El Paquete

El Paquete

To be frank, I have never met a single person who had never pirated anything, and when you talk to them they will admit it point blank, but professionally we have never done it or even come close with it, because to admit it will be to admit you commited a crime, and we all read those FBI messages before our DVD started. Piracy has been angrily criticized, and with just cause, but what if stealing had its merits. Imagine you live on an island cut off from the outside world, an island where information is filtered, censored, or down right blocked.
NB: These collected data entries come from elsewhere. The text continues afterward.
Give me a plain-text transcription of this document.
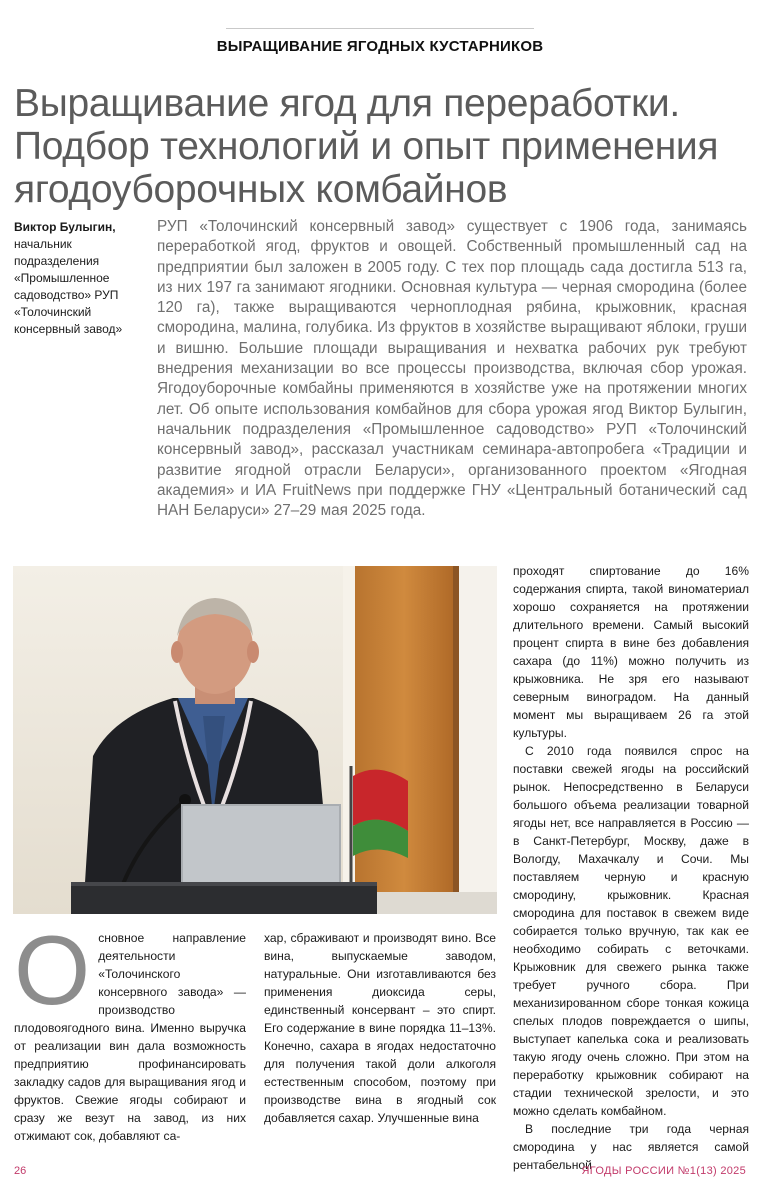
ВЫРАЩИВАНИЕ ЯГОДНЫХ КУСТАРНИКОВ
Выращивание ягод для переработки. Подбор технологий и опыт применения ягодоуборочных комбайнов
Виктор Булыгин, начальник подразделения «Промышленное садоводство» РУП «Толочинский консервный завод»
РУП «Толочинский консервный завод» существует с 1906 года, занимаясь переработкой ягод, фруктов и овощей. Собственный промышленный сад на предприятии был заложен в 2005 году. С тех пор площадь сада достигла 513 га, из них 197 га занимают ягодники. Основная культура — черная смородина (более 120 га), также выращиваются черноплодная рябина, крыжовник, красная смородина, малина, голубика. Из фруктов в хозяйстве выращивают яблоки, груши и вишню. Большие площади выращивания и нехватка рабочих рук требуют внедрения механизации во все процессы производства, включая сбор урожая. Ягодоуборочные комбайны применяются в хозяйстве уже на протяжении многих лет. Об опыте использования комбайнов для сбора урожая ягод Виктор Булыгин, начальник подразделения «Промышленное садоводство» РУП «Толочинский консервный завод», рассказал участникам семинара-автопробега «Традиции и развитие ягодной отрасли Беларуси», организованного проектом «Ягодная академия» и ИА FruitNews при поддержке ГНУ «Центральный ботанический сад НАН Беларуси» 27–29 мая 2025 года.
О сновное направление деятельности «Толочинского консервного завода» — производство плодовоягодного вина. Именно выручка от реализации вин дала возможность предприятию профинансировать закладку садов для выращивания ягод и фруктов. Свежие ягоды собирают и сразу же везут на завод, из них отжимают сок, добавляют са-
хар, сбраживают и производят вино. Все вина, выпускаемые заводом, натуральные. Они изготавливаются без применения диоксида серы, единственный консервант – это спирт. Его содержание в вине порядка 11–13%. Конечно, сахара в ягодах недостаточно для получения такой доли алкоголя естественным способом, поэтому при производстве вина в ягодный сок добавляется сахар. Улучшенные вина

проходят спиртование до 16% содержания спирта, такой виноматериал хорошо сохраняется на протяжении длительного времени. Самый высокий процент спирта в вине без добавления сахара (до 11%) можно получить из крыжовника. Не зря его называют северным виноградом. На данный момент мы выращиваем 26 га этой культуры.

С 2010 года появился спрос на поставки свежей ягоды на российский рынок. Непосредственно в Беларуси большого объема реализации товарной ягоды нет, все направляется в Россию — в Санкт-Петербург, Москву, даже в Вологду, Махачкалу и Сочи. Мы поставляем черную и красную смородину, крыжовник. Красная смородина для поставок в свежем виде собирается только вручную, так как ее необходимо собирать с веточками. Крыжовник для свежего рынка также требует ручного сбора. При механизированном сборе тонкая кожица спелых плодов повреждается о шипы, выступает капелька сока и реализовать такую ягоду очень сложно. При этом на переработку крыжовник собирают на стадии технической зрелости, и это можно сделать комбайном.

В последние три года черная смородина у нас является самой рентабельной

26	ЯГОДЫ РОССИИ №1(13) 2025
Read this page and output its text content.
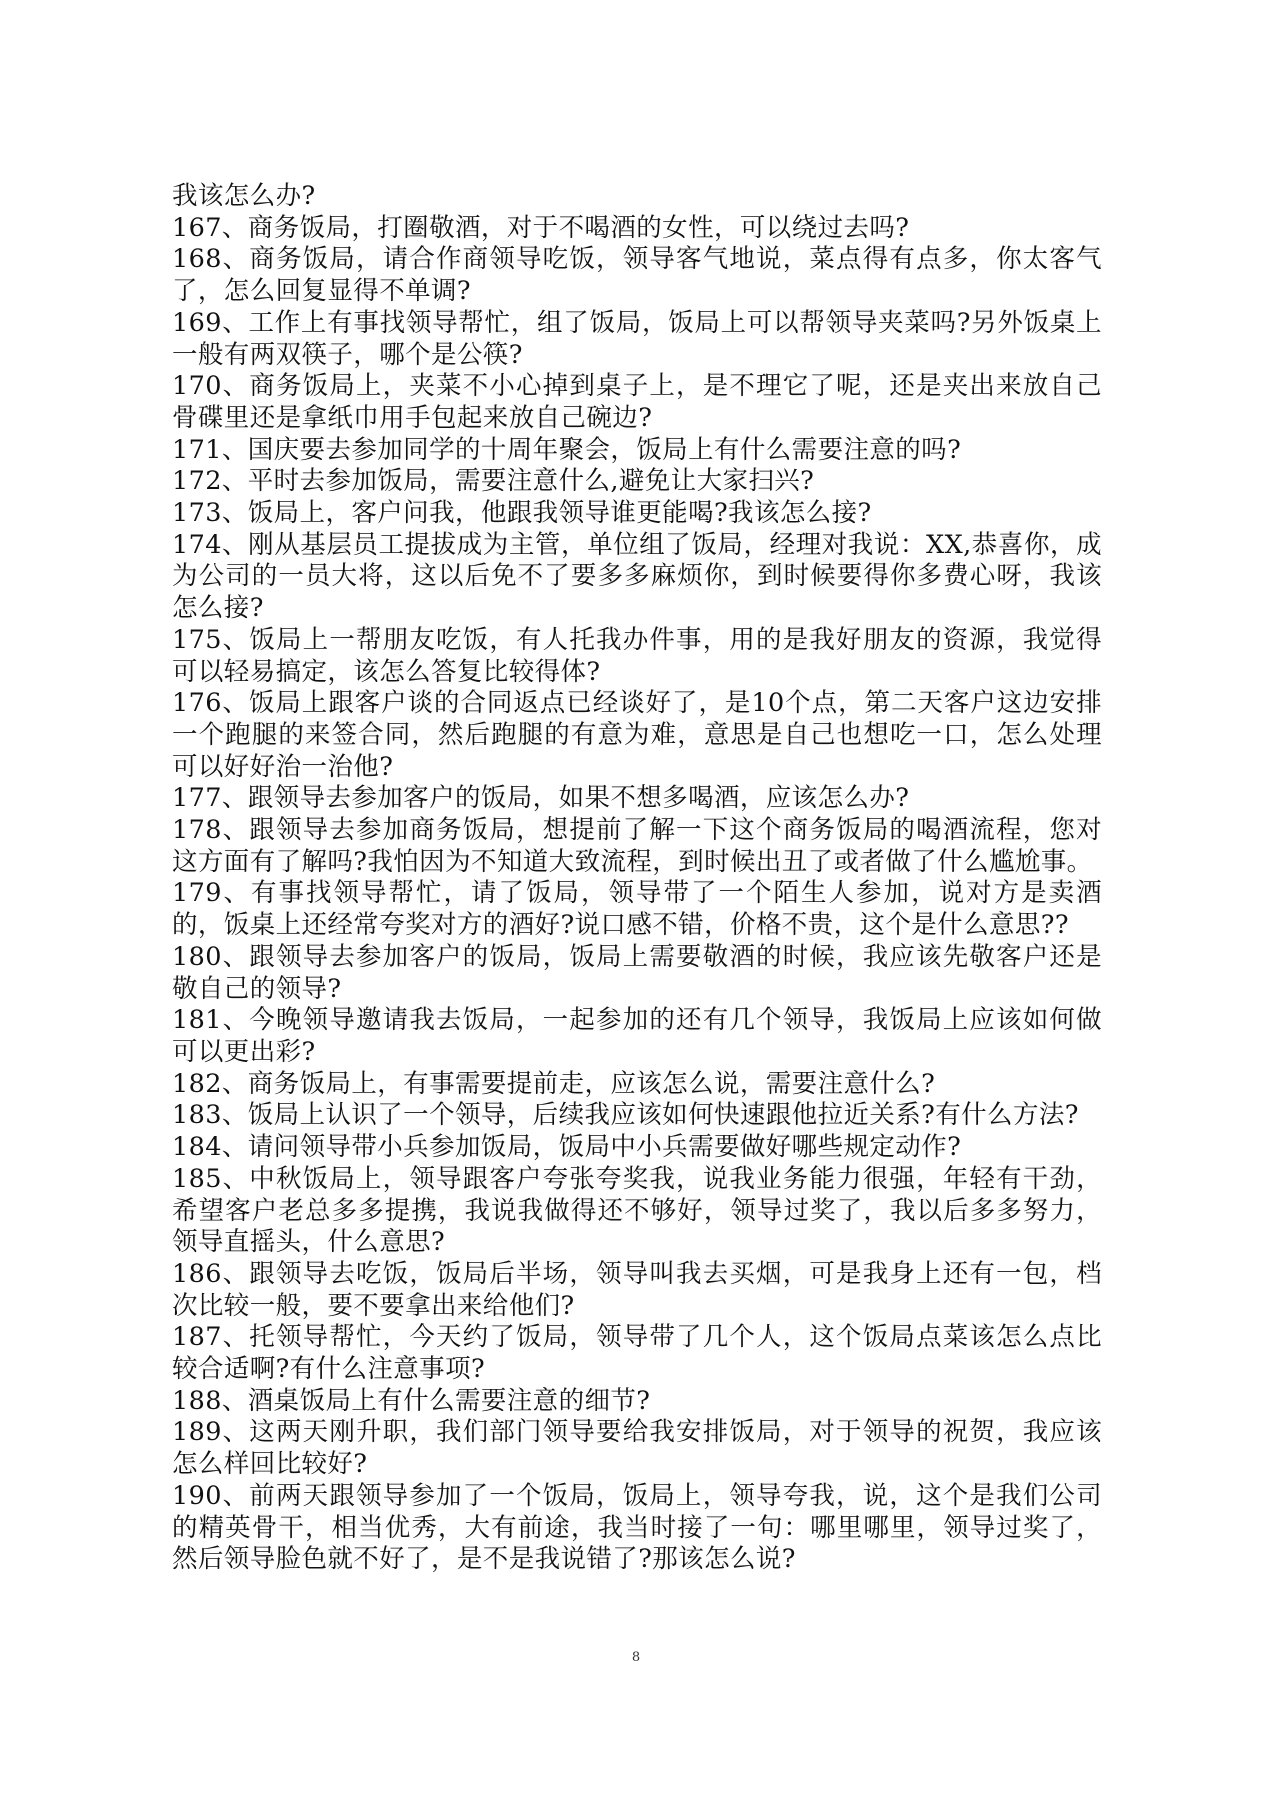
我该怎么办?

167、商务饭局，打圈敬酒，对于不喝酒的女性，可以绕过去吗?

168、商务饭局，请合作商领导吃饭，领导客气地说，菜点得有点多，你太客气了，怎么回复显得不单调?

169、工作上有事找领导帮忙，组了饭局，饭局上可以帮领导夹菜吗?另外饭桌上一般有两双筷子，哪个是公筷?

170、商务饭局上，夹菜不小心掉到桌子上，是不理它了呢，还是夹出来放自己骨碟里还是拿纸巾用手包起来放自己碗边?

171、国庆要去参加同学的十周年聚会，饭局上有什么需要注意的吗?

172、平时去参加饭局，需要注意什么,避免让大家扫兴?

173、饭局上，客户问我，他跟我领导谁更能喝?我该怎么接?

174、刚从基层员工提拔成为主管，单位组了饭局，经理对我说：XX,恭喜你，成为公司的一员大将，这以后免不了要多多麻烦你，到时候要得你多费心呀，我该怎么接?

175、饭局上一帮朋友吃饭，有人托我办件事，用的是我好朋友的资源，我觉得可以轻易搞定，该怎么答复比较得体?

176、饭局上跟客户谈的合同返点已经谈好了，是10个点，第二天客户这边安排一个跑腿的来签合同，然后跑腿的有意为难，意思是自己也想吃一口，怎么处理可以好好治一治他?

177、跟领导去参加客户的饭局，如果不想多喝酒，应该怎么办?

178、跟领导去参加商务饭局，想提前了解一下这个商务饭局的喝酒流程，您对这方面有了解吗?我怕因为不知道大致流程，到时候出丑了或者做了什么尴尬事。

179、有事找领导帮忙，请了饭局，领导带了一个陌生人参加，说对方是卖酒的，饭桌上还经常夸奖对方的酒好?说口感不错，价格不贵，这个是什么意思??

180、跟领导去参加客户的饭局，饭局上需要敬酒的时候，我应该先敬客户还是敬自己的领导?

181、今晚领导邀请我去饭局，一起参加的还有几个领导，我饭局上应该如何做可以更出彩?

182、商务饭局上，有事需要提前走，应该怎么说，需要注意什么?

183、饭局上认识了一个领导，后续我应该如何快速跟他拉近关系?有什么方法?

184、请问领导带小兵参加饭局，饭局中小兵需要做好哪些规定动作?

185、中秋饭局上，领导跟客户夸张夸奖我，说我业务能力很强，年轻有干劲，希望客户老总多多提携，我说我做得还不够好，领导过奖了，我以后多多努力，领导直摇头，什么意思?

186、跟领导去吃饭，饭局后半场，领导叫我去买烟，可是我身上还有一包，档次比较一般，要不要拿出来给他们?

187、托领导帮忙，今天约了饭局，领导带了几个人，这个饭局点菜该怎么点比较合适啊?有什么注意事项?

188、酒桌饭局上有什么需要注意的细节?

189、这两天刚升职，我们部门领导要给我安排饭局，对于领导的祝贺，我应该怎么样回比较好?

190、前两天跟领导参加了一个饭局，饭局上，领导夸我，说，这个是我们公司的精英骨干，相当优秀，大有前途，我当时接了一句：哪里哪里，领导过奖了，然后领导脸色就不好了，是不是我说错了?那该怎么说?

8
That is the status that Cuba lived with until 2008 when El Paquete arrived.

 

El Paquete is a one hundred terabyte hard drive filled to the brim with T.V, movies, games, and news brought to the state illegally by boat or planes, it is a complex network of media curators, smugglers, suppliers, and dealers, it resembles the drug trade except the drug is information. One hundred terabytes of information is a massive amount, to put it into context the newest Avengers movie at a decent quality will be around 1.3GB of data, therefore theoretically this hard drive can hold the entire Marvel cinematic universe starting with Iron Man, and you will still have space for all of Game of Thrones, Westworld, BBC Life, and Seinfeld all for the affordable price of five dollars for the initial purchase, then a dollar extra to keep updating it with the latest releases. While it is clearly stealing, El Paquete Robin Hoods valuable information and redistributes it to the people who need it. Before El Paquete there were no good examples of what a different society looked like outside of the island, or a different governmental system, but most importantly it continues the tradition of supplying unbiased, unfiltered information to the people, and not the elites, and while El Paquete is centered mostly on entertainment at least it gives them the choice to choose the information given to them, something they didn’t have before.

1 Comment

  1. Sebastian, I enjoyed reading your post examining the flipside of piracy. I like the idea in certain situations that pirating has merits and how it can impact people who don’t have access. The situation in Cuba bears some similarities with North Korea and they receive information through smuggling and piracy-giving them the chance to consume material that isn’t dictated to them. It shows that illegality sometimes doesn’t have to match up with morality.